Github sure contributed to the popularity, but I remeber distinctly as Git came out and how it took off like rocket. Git was a "killer app" from it's day of inception and everyone I knew switched their source control to it in late 2005 early 2006. It was a game changer to say the least. Github jumped on a already rolling bandwagon and left me ans many people I knew wondering why the hell you would need to host your projects there. (I am still a little bit puzzled but came to accept it as useful)
> Github fixes the problem that most users have with git (but are ashamed / too ignorant to admit): That it is de-centralized.

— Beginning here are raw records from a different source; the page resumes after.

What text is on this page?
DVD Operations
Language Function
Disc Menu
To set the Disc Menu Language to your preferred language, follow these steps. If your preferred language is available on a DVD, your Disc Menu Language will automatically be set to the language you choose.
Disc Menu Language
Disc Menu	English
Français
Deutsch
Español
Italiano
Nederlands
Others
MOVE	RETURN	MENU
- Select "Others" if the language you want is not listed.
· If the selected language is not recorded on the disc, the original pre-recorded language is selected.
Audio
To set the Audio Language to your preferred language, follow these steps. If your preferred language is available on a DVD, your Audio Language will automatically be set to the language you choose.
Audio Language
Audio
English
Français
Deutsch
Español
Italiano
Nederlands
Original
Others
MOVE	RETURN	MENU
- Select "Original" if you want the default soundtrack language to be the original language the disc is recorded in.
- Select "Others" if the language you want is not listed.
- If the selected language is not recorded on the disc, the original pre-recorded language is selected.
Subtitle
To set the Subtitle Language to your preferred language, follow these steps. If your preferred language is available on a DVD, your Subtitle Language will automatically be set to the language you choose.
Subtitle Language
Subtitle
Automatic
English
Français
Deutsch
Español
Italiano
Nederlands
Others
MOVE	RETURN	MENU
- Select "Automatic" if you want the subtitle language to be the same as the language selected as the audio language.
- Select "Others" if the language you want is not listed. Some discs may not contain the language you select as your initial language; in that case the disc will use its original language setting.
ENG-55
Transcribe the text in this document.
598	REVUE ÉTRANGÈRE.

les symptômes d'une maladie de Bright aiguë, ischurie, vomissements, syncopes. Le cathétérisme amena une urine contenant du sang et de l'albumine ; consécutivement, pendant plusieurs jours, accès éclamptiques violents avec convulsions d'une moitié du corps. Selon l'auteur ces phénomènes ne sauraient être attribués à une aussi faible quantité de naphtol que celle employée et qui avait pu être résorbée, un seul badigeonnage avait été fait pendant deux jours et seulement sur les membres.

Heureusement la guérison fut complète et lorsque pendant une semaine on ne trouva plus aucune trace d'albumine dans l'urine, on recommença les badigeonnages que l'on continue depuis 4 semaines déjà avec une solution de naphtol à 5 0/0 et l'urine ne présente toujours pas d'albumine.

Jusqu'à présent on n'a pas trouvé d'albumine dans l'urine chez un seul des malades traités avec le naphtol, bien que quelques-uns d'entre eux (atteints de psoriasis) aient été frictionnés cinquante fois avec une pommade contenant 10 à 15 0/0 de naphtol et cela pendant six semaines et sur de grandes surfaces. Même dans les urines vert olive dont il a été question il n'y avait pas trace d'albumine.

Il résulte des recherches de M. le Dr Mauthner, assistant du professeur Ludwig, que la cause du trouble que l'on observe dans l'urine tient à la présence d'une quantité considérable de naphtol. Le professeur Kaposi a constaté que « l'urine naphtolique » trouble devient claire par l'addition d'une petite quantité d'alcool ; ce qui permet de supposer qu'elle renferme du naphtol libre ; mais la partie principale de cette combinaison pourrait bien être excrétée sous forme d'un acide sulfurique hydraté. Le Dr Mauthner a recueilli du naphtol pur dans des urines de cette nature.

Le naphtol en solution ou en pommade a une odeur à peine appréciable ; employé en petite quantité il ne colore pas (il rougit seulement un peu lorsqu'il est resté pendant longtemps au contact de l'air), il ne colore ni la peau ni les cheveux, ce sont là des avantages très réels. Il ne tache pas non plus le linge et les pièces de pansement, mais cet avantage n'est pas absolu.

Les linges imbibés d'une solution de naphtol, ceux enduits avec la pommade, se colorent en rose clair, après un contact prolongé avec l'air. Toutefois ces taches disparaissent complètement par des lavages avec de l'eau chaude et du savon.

Git is designed for an environment where there are multiple canonical trunks. RedHats kernel is equally a master as SuSe's. So you are maintaining various tips in a semi-synchronized manner. In most projects there is a single repository branch that is the true branch (with perhaps a few tags for LTR) that represents the project. For that reason a lot of Git's mechanisms are unneeded complexity.
The killer features of Git is GitHub, and to a lesser degree local commits (after all, Mercurial has that too).
Anecdotally, I started using git because of projects on Github I wanted to contribute to. A number of others I know where in a similar boat. Before that, we used subversion, bazaar or mercurial. I personally am happy with having been pushed to using git and if it was winning anyway (not clear) I'm sure I would have eventually ended there anyway, but GitHub is the reason I started using it when I did.
It's tricky to compare them now, because Git won, it's got a lot more investment. Ideally you'd need to care them just before Git got the upper hand - but that's hard to pinpoint.